China continually fails to protect and enforce American intellectual property rights and discriminates against American businesses, Senate Finance Committee Chairman Max Baucus said in a statement accompanying the U.S. International Trade Commission study.

Baucus and Senator Charles Grassley, who requested the report earlier this year, timed its release to coincide with high-level U.S.-China talks taking place in Washington.

Small steps and empty promises won't cut it when American jobs are on the line. This week's U.S.-China trade talks are the perfect opportunity for China to make serious commitments to address these issues. It is time for action, Baucus said.

Chinese Vice Premier Wang Qishan is leading a delegation of nearly 100 officials in the U.S.-China Joint Commission on Commerce and Trade meeting, led on the U.S. side by Commerce Secretary Gary Locke and U.S. Trade Representative Ron Kirk.

The report is the first of two the ITC is doing for the Senate Finance Committee.

In the second one, due in May, the ITC will try for the first time to estimate the damage done to the U.S. economy by Chinese piracy and counterfeiting.

It will also try to quantify the impact of China's indigenous innovation policies, a set of regulations designed to promote innovation within China and to reduce the country's dependence on foreign technology and companies.

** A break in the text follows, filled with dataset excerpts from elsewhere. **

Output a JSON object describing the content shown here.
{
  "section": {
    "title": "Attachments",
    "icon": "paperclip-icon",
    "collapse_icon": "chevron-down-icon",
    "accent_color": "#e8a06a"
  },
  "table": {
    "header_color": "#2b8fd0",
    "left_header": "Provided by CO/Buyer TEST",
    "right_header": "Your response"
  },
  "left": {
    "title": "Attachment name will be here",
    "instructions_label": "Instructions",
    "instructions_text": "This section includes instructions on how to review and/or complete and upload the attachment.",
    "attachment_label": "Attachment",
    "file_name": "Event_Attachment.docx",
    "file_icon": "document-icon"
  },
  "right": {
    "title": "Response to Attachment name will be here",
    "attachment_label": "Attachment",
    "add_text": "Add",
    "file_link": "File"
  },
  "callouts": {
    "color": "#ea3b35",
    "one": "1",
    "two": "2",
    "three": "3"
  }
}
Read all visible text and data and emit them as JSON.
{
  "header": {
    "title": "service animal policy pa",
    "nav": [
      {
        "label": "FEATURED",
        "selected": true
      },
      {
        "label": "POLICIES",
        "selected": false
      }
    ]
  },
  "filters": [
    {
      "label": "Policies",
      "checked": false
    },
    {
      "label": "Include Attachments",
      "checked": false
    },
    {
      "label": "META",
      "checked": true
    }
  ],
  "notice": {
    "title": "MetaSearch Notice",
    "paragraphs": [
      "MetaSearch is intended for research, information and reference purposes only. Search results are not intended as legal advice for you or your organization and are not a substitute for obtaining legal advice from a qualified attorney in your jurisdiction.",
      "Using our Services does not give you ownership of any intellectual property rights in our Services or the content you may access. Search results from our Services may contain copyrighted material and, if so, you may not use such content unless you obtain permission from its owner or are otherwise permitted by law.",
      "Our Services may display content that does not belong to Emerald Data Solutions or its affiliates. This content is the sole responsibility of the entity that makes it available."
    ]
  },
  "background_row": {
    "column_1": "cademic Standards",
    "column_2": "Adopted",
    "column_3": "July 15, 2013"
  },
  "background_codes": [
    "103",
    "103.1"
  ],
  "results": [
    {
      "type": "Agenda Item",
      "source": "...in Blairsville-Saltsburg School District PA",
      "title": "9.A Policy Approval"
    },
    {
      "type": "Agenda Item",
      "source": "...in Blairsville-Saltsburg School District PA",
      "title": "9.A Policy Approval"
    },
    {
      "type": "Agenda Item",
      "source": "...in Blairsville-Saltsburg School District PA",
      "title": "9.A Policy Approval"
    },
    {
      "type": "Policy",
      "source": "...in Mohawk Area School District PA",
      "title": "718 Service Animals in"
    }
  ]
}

Those policies could require foreign companies to transfer ownership and development of intellectual property to China in order to participate in that country's huge government procurement market, the ITC said.

China has committed to protect U.S. intellectual property. But this report shows that China isn't living up to its commitments. It's a serious problem, Grassley said.

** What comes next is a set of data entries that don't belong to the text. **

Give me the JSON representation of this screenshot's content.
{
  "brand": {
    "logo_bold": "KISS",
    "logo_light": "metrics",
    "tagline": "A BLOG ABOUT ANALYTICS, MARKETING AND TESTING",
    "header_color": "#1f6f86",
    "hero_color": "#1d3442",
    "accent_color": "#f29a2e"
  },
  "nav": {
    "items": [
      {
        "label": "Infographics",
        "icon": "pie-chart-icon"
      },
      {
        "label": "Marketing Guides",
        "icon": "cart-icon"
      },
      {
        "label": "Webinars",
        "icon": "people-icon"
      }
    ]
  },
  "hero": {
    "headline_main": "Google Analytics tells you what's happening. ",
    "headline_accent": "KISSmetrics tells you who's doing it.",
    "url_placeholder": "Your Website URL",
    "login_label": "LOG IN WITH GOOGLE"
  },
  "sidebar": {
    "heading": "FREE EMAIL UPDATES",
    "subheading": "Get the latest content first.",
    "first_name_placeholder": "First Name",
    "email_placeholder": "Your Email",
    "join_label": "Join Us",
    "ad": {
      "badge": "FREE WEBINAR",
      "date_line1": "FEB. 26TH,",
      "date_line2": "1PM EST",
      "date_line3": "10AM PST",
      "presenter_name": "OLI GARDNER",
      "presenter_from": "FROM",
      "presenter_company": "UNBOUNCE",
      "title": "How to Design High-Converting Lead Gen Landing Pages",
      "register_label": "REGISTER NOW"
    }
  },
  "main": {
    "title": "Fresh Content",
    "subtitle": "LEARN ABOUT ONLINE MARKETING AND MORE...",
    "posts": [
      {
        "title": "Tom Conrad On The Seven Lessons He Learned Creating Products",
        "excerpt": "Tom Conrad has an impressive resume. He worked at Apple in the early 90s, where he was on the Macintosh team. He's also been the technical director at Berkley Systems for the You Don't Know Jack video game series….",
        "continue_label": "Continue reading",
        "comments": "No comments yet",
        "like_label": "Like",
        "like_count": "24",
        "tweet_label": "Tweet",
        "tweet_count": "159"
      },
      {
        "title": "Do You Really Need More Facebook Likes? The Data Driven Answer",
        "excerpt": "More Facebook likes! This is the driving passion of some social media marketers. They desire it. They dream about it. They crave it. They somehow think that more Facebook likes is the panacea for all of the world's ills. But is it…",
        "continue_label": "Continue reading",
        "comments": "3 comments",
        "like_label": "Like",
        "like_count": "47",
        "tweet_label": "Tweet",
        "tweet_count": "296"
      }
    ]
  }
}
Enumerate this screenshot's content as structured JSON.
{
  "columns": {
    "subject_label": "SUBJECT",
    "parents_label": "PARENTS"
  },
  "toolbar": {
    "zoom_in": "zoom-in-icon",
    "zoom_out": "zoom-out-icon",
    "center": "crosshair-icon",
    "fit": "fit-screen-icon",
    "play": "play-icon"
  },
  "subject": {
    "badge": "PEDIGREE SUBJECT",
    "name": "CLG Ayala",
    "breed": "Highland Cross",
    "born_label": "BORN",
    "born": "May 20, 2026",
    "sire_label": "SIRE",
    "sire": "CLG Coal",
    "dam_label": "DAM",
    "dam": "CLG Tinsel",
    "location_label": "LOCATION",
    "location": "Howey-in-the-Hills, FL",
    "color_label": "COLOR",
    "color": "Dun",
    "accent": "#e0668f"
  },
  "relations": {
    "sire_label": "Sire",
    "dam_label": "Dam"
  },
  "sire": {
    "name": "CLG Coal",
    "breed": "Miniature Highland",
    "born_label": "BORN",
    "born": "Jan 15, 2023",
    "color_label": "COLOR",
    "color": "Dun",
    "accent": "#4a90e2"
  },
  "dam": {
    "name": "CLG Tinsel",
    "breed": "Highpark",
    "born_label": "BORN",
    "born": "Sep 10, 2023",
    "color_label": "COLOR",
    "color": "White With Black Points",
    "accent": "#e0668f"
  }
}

The ITC report found serious problems with the enforcement of intellectual property rights laws throughout China.

The low number of criminal prosecutions and relatively small damage awards in civil cases contributes to widespread piracy of software, music and movies, both over the Internet or in physical form such as CDs and DVDs, the ITC report said.

Similarly, trademarks for goods and service of all kinds are routinely counterfeited; from luxury goods to high-volume commodities, few products are immune from illegal imitation in China. The patents and trade secrets of U.S. firms are also infringed in China, the report said.

U.S. companies see China's indigenous innovation policies as potentially reducing business opportunities in China's fast-growing economy, it said.

The polices, in the works since last year, are often embedded in government procurement, technical standards, anti-monopoly, and tax regulations or laws.

The indigenous innovation 'web of policies' is expected to make it difficult for foreign companies to compete on a level playing field in China, the report said.